Inoltre il suo database di addestramento è enorme. Secondo Alex Rives, capo scienziato dell’azienda, contiene 2,8 miliardi di voci. Afferma anche di andare oltre il progetto con singole proteine, per ipotizzare e sviluppare una prima approssimazione di una cellula virtuale, all’interno della quale queste proteine interagiscono tra loro.
Nel caso di EvolutionaryScale, il modello stesso è il prodotto, poi concesso in licenza alle aziende che intendono produrre farmaci e materiali a base di proteine.

Molti dei suoi concorrenti stanno invece perseguendo l’innovazione autonomamente. Ma sono ancora opachi gli impatti di questo nuovo approccio alla nanotecnologia.

Riprogettare la fotosintesi, per esempio, avrebbe sicuramente conseguenze che vanno ben oltre la produzione di biocarburanti, in particolare se il nuovo approccio potesse trovare applicazioni sulle piante esistenti.

Con le dovute precauzioni in materia di sicurezza, si potrebbe perfino immaginare di aumentare la resa dei raccolti, rivoluzionando l’agricoltura.

Esiste inoltre ampio margine di miglioramento nella resa dei processi chimici. Molti enzimi risultano più efficienti dei catalizzatori convenzionali. Infine, come per ogni tecnologia, potrebbero giungere anche scoperte, non ancora evidenti.

Una delle idee che entusiasma Baker è quella dei prototipi proteici delle porte logiche presenti nei chip al silicio. Questi potrebbero servire per controllare l’espressione genica nelle cellule. A lungo termine, secondo lo scienziato, tali porte potrebbero essere più facilmente impilate in array 3D rispetto alle loro controparti al silicio, consentendo progetti più compatti.

Passare dal dire al fare è attualmente il vero problema. Tuttavia, forse la nanotecnologia entra finalmente nel vivo e tocca agli scienziati dimostrare fquali applicazioni saranno possibili in questo campo.

Per le proteine sintetiche inizia una sfida avvincente

Ma se si alza il sipario su un nuovo capitolo, non bisogna sottovalutare le criticità legate allo sviluppo delle proteine sintetiche.

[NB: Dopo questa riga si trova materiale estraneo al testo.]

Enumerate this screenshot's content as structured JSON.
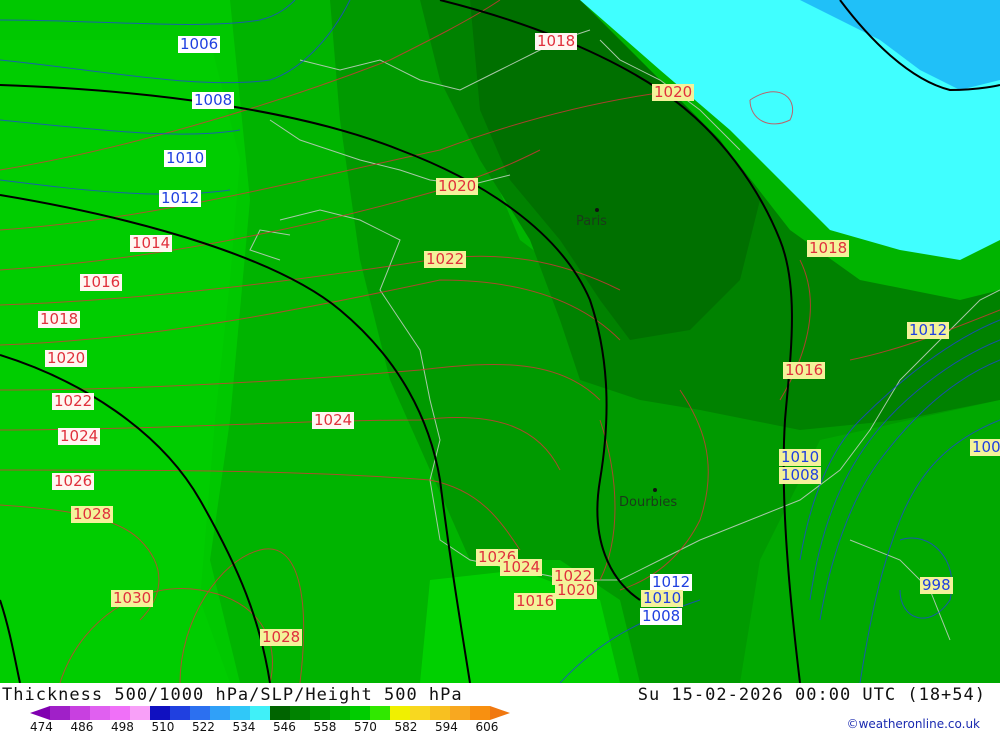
{
  "map": {
    "cities": [
      {
        "name": "Paris"
      },
      {
        "name": "Dourbies"
      }
    ],
    "slp_labels_red": [
      "1018",
      "1020",
      "1020",
      "1022",
      "1014",
      "1016",
      "1018",
      "1020",
      "1022",
      "1024",
      "1026",
      "1028",
      "1024",
      "1030",
      "1028",
      "1026",
      "1024",
      "1022",
      "1020",
      "1016",
      "1018",
      "1016"
    ],
    "slp_labels_blue": [
      "1006",
      "1008",
      "1010",
      "1012",
      "1012",
      "1010",
      "1008",
      "1012",
      "1010",
      "1008",
      "998",
      "100"
    ],
    "colors": {
      "thickness_546": "#009a00",
      "thickness_552": "#00b400",
      "thickness_558": "#00cc00",
      "thickness_540": "#008200",
      "thickness_534": "#006e00",
      "thickness_low": "#40ffff",
      "thickness_lower": "#20c0f8",
      "isobar_high": "#e0303c",
      "isobar_low": "#2040e0",
      "height_500": "#000000",
      "coastline": "#a8c8a8"
    }
  },
  "footer": {
    "title": "Thickness 500/1000 hPa/SLP/Height 500 hPa",
    "valid": "Su 15-02-2026 00:00 UTC (18+54)",
    "credit": "©weatheronline.co.uk",
    "scale_ticks": [
      "474",
      "486",
      "498",
      "510",
      "522",
      "534",
      "546",
      "558",
      "570",
      "582",
      "594",
      "606"
    ],
    "scale_colors": [
      "#8000b0",
      "#a020c8",
      "#c840e0",
      "#e060f0",
      "#f070f8",
      "#f8a0f8",
      "#1010c0",
      "#2040e0",
      "#2c70f0",
      "#30a0f8",
      "#30c8f8",
      "#40f0f8",
      "#006400",
      "#008200",
      "#009a00",
      "#00b400",
      "#00cc00",
      "#30e800",
      "#f0f000",
      "#f8d820",
      "#f8c020",
      "#f8a820",
      "#f89010",
      "#f07810"
    ]
  }
}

“L’utilizzo di approcci, legati all’evoluzione molecolare e il continuo espandersi dell’inisieme di proteine strutturalmente note, rappresentano strategie promettenti per diminuire l’effetto di bias e generare strutture rappresentative della realtà biologica”, sottolinea Ranieri Bizzarri: “Infine, per quanto sorprendente, occorre menzionare la divaricazione (il ‘gap’) tra predizione computazionale e biologia reale. Sono infatti ancora pochi gli studi in cui la predizione in silico viene testata in condizioni biologiche proprie, fornendo dati cruciali per un’ulteriore ottimizzazione di tipo computazionale. Tutti questi limiti sono caratteristici di una tecnologia ancora giovane e tumultuosamente in espansione; e molti di essi non rappresentano uno scoglio concettuale bensì un orizzonte raggiungibile attraverso l’acquisizione di nuove conoscenze riguardanti le relazioni tra sequenza proteica, struttura tridimensionale, ambiente operativo e funzione; così come il perfezionamento dei metodi computazionali che vengono impiegati”.

Quello che è certo è che siamo agli albori di una grande avventura scientifica. “Si prevedono anni di eccitanti scoperte, condite dagli inevitabili fallimenti propri di quell’avventura della conoscenza che da molti secoli viene chiamata scienza”, conclude il professor Bizzarri.